How To Make Sushi
Want to learn how to make sushi? Sushi originated in southeast Asia in the 4th century B.C. as a way of preserving fish with salted rice. In the 8th century A.D., sushi arrived in Japan, where instead of using the salted rice to preserve the fish, they ate the fish and rice together. Gradually, the dish evolved into the form popular today: fish, vegetables and other ingredients wrapped in vinegared rice and seaweed. Preparing your own sushi can be tricky at first, but allows you to have a lot of fun getting creative with your fillings.
What you'll need to make sushi:
- 2 c. sushi rice (short-grain white rice)
- 2 c. water
- 2 tbsp. rice vinegar
- 1 tbsp. kosher salt
- 2 tbsp. sugar
- 6 sheets sushi nori
- fillings of your choice
- wasabi (optional)
- soy sauce
- pickled ginger
- extra rice vinegar
- large glass baking dish
- wooden spatula
- rolling mat
- plastic wrapsmall dish
- sharp knife
How to make sushi:
- Rinse the sushi rice in cool water. Drain, then repeat twice more or until the water is no longer cloudy.
Combine the sushi rice and water in a saucepan and bring to a boil. Cover, lower the heat and simmer for fifteen minutes, then remove from heat and let sit for ten minutes.
Transfer the cooked rice to a large glass baking dish or other flat dish. Add the sugar, rice vinegar and salt. Fold the ingredients gently with the wooden spatula to avoid crushing the individual rice grains, continuing until everything is well mixed and the rice is cool.
- Lay a sheet of nori (toasted seaweed) shiny side down on the sushi rolling mat. To avoid getting rice on your mat, cover it with plastic wrap first.
Pour a small amount of rice vinegar into a shallow dish. Use the vinegar to moisten your fingertips when they get sticky.
Spread one cup of sushi rice (about one sixth of the rice) evenly over the nori. Leave a space of about an inch on the top.
Place your desired fillings in a line across the middle of the rice. Limit yourself to two (possibly three) options, or your sushi will become overstuffed and difficult to roll. If you like your sushi spicy, spread a thin line of wasabi (Japanese horseradish) across the rice before you add the topics.
- Using the sushi mat, fold the bottom half of the nori up and over the fillings. Continue rolling, squeezing as you go to ensure that the rice is packed together, until the sushi is a tightly rolled cylinder. Be careful not to squeeze too hard, however, or you could push out the filling or break the roll.
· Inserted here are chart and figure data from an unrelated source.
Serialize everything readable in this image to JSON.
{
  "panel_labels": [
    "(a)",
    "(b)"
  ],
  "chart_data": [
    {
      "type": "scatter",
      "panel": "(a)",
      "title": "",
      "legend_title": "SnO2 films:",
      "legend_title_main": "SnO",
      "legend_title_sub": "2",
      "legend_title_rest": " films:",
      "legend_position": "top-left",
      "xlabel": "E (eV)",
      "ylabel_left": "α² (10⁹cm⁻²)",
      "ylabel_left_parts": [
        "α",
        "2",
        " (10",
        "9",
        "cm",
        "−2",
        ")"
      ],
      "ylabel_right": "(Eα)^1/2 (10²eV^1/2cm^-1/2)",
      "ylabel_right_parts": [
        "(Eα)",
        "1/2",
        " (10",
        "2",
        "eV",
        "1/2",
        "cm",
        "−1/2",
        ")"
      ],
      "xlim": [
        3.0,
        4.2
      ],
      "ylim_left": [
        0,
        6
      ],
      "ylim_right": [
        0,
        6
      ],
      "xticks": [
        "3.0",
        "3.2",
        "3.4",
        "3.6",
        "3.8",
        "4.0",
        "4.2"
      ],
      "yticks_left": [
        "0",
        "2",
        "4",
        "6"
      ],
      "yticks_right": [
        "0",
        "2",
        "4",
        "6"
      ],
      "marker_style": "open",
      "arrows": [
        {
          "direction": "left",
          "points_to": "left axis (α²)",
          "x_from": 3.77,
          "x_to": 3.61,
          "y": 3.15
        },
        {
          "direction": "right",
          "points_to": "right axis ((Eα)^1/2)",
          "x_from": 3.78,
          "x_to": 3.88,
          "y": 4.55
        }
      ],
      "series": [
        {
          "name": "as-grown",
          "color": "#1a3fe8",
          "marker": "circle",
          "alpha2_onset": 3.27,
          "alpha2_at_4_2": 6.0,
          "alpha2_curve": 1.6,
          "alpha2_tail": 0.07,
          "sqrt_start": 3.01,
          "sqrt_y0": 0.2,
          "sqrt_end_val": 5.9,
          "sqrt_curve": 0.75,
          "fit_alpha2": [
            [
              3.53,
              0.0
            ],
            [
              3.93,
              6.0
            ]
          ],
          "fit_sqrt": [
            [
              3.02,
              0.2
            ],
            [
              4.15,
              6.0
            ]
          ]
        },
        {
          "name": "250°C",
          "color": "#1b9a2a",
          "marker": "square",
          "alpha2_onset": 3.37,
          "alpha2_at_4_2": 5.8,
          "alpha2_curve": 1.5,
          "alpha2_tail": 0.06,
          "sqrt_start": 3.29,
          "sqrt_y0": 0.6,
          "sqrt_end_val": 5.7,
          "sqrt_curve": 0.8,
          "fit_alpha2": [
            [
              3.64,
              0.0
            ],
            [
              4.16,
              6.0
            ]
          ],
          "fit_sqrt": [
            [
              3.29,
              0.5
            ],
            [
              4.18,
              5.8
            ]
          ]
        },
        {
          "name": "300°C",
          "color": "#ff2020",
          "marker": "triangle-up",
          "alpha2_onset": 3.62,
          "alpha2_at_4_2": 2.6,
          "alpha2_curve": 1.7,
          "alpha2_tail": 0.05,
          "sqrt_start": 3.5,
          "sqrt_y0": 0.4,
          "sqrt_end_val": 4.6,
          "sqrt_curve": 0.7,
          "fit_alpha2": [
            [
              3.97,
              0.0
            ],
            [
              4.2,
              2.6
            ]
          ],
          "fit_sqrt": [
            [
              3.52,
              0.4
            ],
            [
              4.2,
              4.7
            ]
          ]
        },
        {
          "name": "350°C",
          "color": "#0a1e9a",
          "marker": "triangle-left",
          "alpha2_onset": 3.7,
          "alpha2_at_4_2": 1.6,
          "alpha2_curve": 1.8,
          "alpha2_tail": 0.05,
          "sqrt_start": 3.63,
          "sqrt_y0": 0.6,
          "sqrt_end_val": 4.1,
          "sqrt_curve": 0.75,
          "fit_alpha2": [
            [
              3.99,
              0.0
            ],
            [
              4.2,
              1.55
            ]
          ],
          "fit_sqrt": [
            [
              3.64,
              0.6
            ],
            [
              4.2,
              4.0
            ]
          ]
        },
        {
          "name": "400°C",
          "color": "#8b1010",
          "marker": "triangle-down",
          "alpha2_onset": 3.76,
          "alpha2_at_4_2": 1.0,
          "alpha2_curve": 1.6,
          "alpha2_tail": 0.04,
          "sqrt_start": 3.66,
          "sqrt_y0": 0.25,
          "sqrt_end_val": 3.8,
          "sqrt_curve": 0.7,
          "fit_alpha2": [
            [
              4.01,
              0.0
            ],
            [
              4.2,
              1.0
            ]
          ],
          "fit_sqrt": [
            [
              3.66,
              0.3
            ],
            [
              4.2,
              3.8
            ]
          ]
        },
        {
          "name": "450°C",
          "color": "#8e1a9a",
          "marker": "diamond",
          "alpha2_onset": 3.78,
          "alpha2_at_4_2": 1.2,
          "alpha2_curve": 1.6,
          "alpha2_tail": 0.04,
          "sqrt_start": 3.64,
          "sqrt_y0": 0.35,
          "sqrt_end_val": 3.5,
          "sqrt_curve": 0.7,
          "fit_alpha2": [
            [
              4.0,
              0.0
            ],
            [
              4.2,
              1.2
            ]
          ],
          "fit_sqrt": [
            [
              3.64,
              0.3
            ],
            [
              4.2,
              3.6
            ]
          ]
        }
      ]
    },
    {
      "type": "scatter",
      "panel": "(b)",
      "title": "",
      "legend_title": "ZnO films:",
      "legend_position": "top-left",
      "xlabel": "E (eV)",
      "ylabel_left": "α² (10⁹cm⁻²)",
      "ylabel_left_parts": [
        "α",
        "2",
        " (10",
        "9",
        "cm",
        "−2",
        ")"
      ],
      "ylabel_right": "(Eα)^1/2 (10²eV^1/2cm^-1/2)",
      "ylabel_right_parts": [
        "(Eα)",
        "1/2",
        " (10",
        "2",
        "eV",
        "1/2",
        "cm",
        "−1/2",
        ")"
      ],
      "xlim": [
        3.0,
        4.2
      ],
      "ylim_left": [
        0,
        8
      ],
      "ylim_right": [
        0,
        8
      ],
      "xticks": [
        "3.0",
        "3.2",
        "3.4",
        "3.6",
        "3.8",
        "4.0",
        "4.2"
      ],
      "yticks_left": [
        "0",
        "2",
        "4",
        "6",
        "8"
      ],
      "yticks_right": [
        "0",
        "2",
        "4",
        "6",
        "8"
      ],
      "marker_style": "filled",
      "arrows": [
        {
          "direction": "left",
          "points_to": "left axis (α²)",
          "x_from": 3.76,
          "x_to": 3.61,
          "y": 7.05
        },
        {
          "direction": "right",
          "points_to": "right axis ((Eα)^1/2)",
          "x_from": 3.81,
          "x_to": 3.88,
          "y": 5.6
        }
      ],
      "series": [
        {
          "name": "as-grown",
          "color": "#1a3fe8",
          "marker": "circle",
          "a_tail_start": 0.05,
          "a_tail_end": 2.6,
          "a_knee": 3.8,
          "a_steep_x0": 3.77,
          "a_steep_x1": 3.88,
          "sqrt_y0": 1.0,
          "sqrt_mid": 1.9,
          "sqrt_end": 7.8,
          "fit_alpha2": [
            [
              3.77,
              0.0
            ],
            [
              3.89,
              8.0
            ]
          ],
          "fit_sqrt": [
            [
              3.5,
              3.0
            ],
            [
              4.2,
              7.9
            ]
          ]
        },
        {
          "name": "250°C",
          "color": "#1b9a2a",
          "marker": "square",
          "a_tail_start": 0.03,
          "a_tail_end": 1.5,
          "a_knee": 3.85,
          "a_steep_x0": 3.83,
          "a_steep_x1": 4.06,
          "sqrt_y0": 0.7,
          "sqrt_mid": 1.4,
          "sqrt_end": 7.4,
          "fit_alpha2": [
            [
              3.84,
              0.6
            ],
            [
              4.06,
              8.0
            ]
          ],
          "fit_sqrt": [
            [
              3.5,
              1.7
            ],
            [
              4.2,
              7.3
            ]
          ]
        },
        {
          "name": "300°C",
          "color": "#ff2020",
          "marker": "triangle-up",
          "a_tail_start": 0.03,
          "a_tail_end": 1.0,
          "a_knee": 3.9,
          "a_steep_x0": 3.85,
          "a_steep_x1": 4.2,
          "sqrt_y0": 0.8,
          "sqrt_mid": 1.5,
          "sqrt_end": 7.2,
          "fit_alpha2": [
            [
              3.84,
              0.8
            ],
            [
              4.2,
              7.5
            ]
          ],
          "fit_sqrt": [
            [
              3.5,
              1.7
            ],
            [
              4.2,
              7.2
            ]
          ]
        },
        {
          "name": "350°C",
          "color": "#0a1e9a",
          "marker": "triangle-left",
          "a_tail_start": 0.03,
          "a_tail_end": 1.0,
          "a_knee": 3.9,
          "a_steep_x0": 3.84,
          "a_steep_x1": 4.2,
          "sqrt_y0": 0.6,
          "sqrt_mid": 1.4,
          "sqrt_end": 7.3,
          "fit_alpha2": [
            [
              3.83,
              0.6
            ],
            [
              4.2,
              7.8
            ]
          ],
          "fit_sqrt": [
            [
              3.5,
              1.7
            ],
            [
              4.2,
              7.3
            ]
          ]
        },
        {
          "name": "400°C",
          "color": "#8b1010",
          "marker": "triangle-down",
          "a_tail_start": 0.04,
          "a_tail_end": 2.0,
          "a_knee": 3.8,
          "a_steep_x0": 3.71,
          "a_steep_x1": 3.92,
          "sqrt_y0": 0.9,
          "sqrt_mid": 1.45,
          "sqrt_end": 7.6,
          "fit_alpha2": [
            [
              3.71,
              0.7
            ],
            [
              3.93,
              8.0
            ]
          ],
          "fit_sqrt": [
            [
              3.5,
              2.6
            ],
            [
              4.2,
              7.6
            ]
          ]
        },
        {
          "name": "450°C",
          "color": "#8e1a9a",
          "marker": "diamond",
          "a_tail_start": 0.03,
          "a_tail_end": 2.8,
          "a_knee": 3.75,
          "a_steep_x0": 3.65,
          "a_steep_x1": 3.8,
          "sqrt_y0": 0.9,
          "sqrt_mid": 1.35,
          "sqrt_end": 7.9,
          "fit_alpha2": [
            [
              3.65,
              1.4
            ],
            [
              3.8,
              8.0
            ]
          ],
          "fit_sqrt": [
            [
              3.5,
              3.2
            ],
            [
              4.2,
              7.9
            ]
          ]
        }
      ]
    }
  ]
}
- Cut the sushi into 1.5-inch pieces. Use a sharp knife and wet it with a little rice vinegar between each cut, or the sushi could squish and tear instead of cutting neatly.
- Serve the sushi with soy sauce and pickled ginger.
- Popular American sushi rolls include the California roll (crab, cucumber and avocado) and the Philly roll (cream cheese, scallions and smoked salmon). More traditional sushi fillings include tamago (egg), eel and raw tuna. When you make sushi, try these fillings, or use your own combinations of fish, meat and vegetables for a unique and delicious sushi roll. Just make sure that any raw fish you eat is fresh and comes from a safe, trusted source.